Urjit Patel’s decision to resign as RBI governor came four days before the RBI board’s December 14 meeting. Last week, during the fifth bi-monthly policy meeting, Patel refused to answer questions on the controversies surrounding the RBI’s autonomy and his tiff with the government. So what were the sticking points between the two sides.
Section 7 of the RBI Act:
Last month, there was speculation over Patel’s resignation following the government’s decision to invoke the never-used-before special powers under Section 7 of the RBI Act to initiate consultation on a range of issues such as the Prompt Corrective Action (PCA) norms, accessing RBI’s capital reserves, timeline and benchmark for banks to meet new capitalisation norms; and liquidity problem in NBFCs.
Section 7 of the RBI Act gives special powers to the government to issue directions to the RBI governor on issues of public interest.
Relaxation of PCA norms:
The government wanted the RBI to relax the prompt corrective action (PCA) framework under which as many as 11 public sector banks are placed due to enormous stressed assets. The government says the stringent norms hurt credit growth. The government has sought a special refinance window for mutual funds, NBFCs and housing finance companies; a facility for banks to raise $30 billion overseas; a relaxation in the limits on corporate bonds for foreign portfolio investors; and easier mandatory hedging requirements for infrastructure loans of less than 10 years, management of surplus and liquidity measures for MSMEs and NBFCs.

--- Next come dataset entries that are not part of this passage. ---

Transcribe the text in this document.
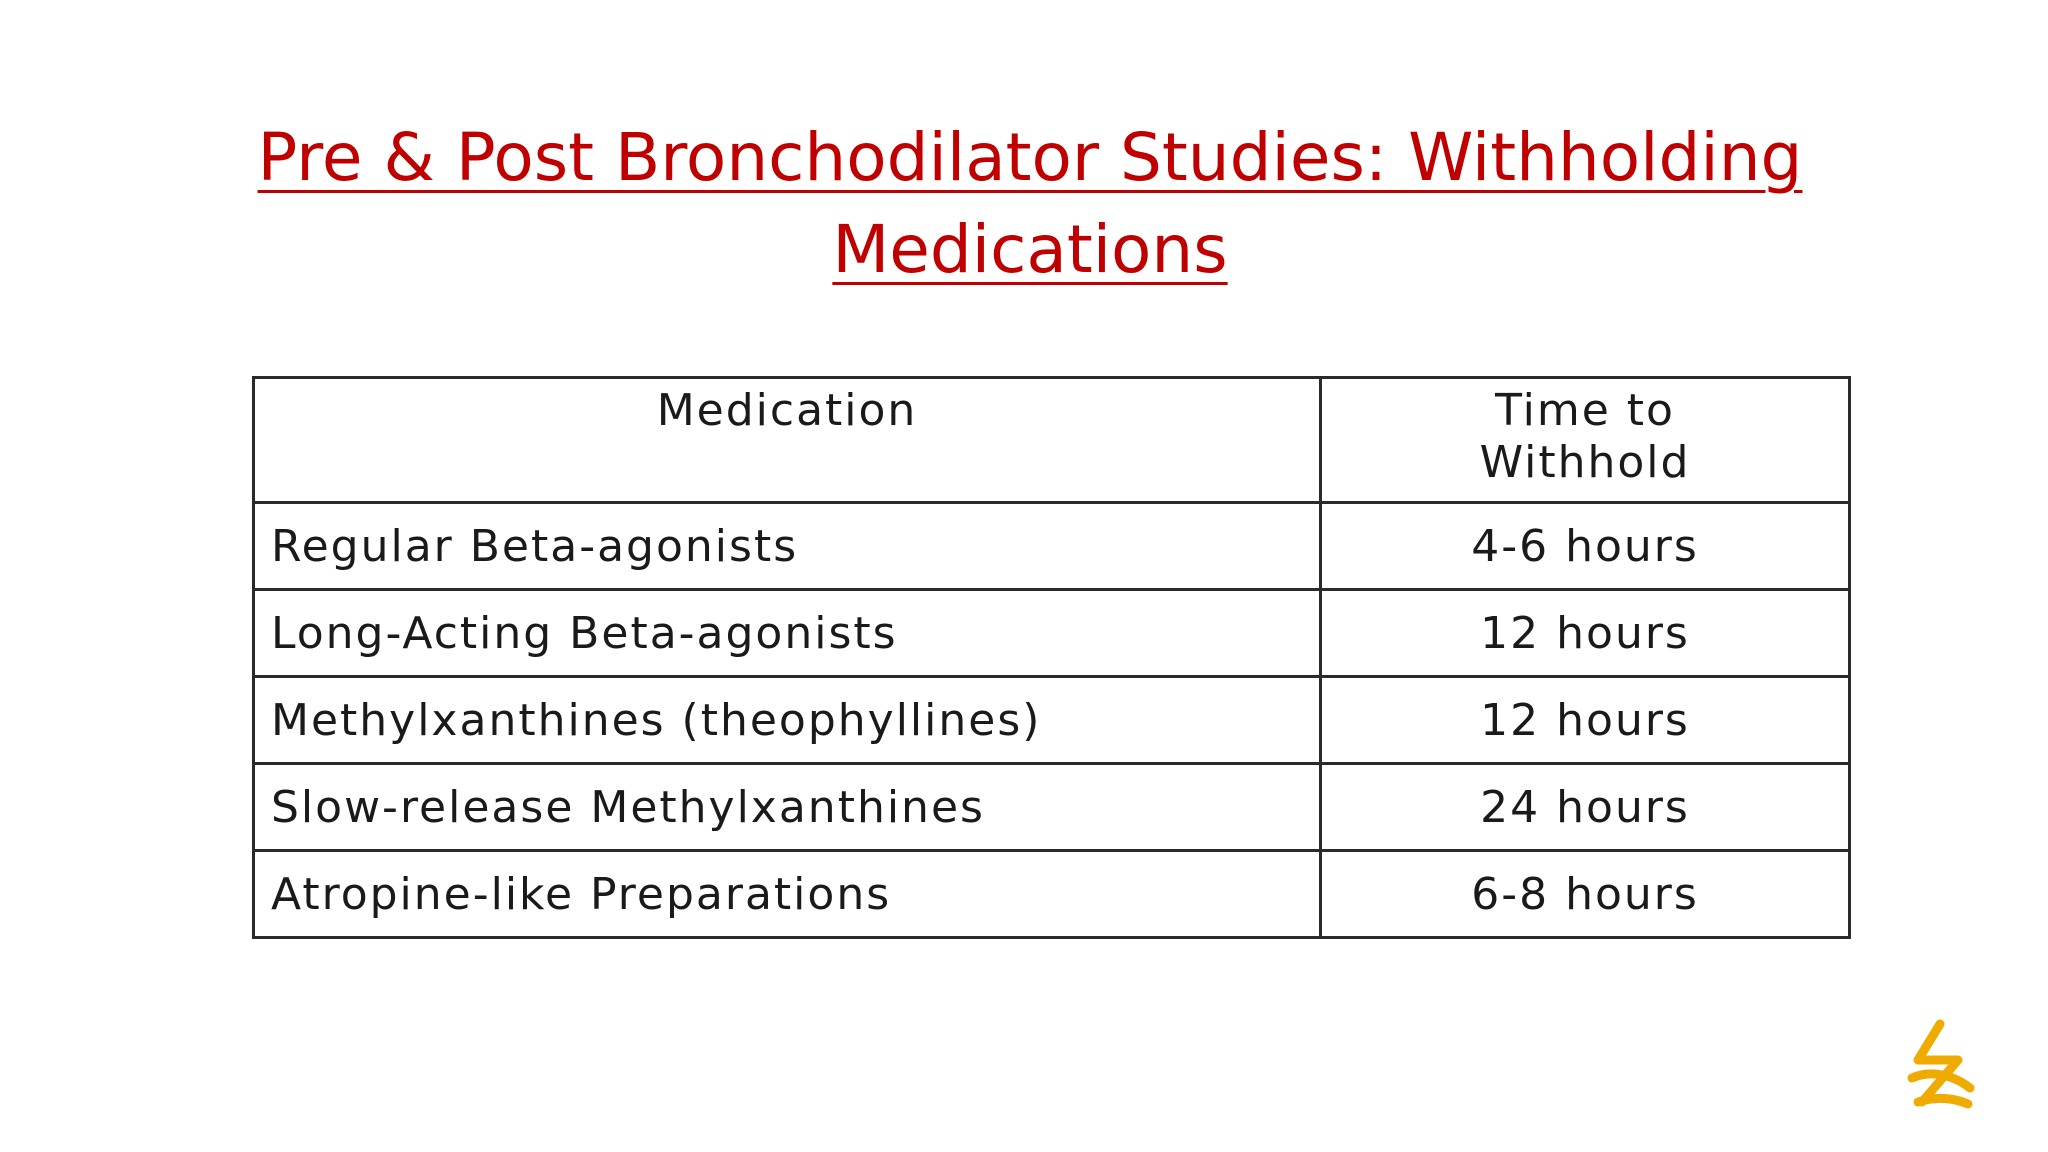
Pre & Post Bronchodilator Studies: Withholding
Medications
Medication	Time to
Withhold
Regular Beta-agonists	4-6 hours
Long-Acting Beta-agonists	12 hours
Methylxanthines (theophyllines)	12 hours
Slow-release Methylxanthines	24 hours
Atropine-like Preparations	6-8 hours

In the interest of long-term financial health of the country, the RBI does not want to ease controls to help government achieve short-term goals of economic growth.
Capital adequacy norms:
The rift between the government and the RBI had widened in October after deputy governor Viral Acharya's remarks warning against undermining the central bank's independence that it could be “potentially catastrophic”. Similarly, last month deputy governor NS Vishwanathan dismissed calls for lowering capital adequacy norms for the lenders and matching them with global levels. The capital requirements are high for domestic lenders because of higher bad loans, Vishwanathan explained, and warned that lowering capital norms merely for aligning them with global standards will create "make believe" strong banks.
Most central banks around the world keep 13 per cent to 14 per cent of their assets as reserve, compared with the Reserve Bank’s 27 per cent. However, those countries that India is being compared with have better financial markets. A meeting on November 19 discussed those issues too and seemed to end on a conciliatory note but it now appears that the issues were far from resolved.
Sujan Hajra, chief economist, Anand Rathi Financial Services:
“This was unexpected. The timing is also surprising as governor continued after the contentious board meeting and also during the December monetary policy. This seems the culmination of the differences of opinion between government and RBI on a large range of issues. We had the feeling that the difference are bridging but today’s event suggests otherwise. This will create uncertainty. Appointment of a credible governor quickly can dispel the situation.”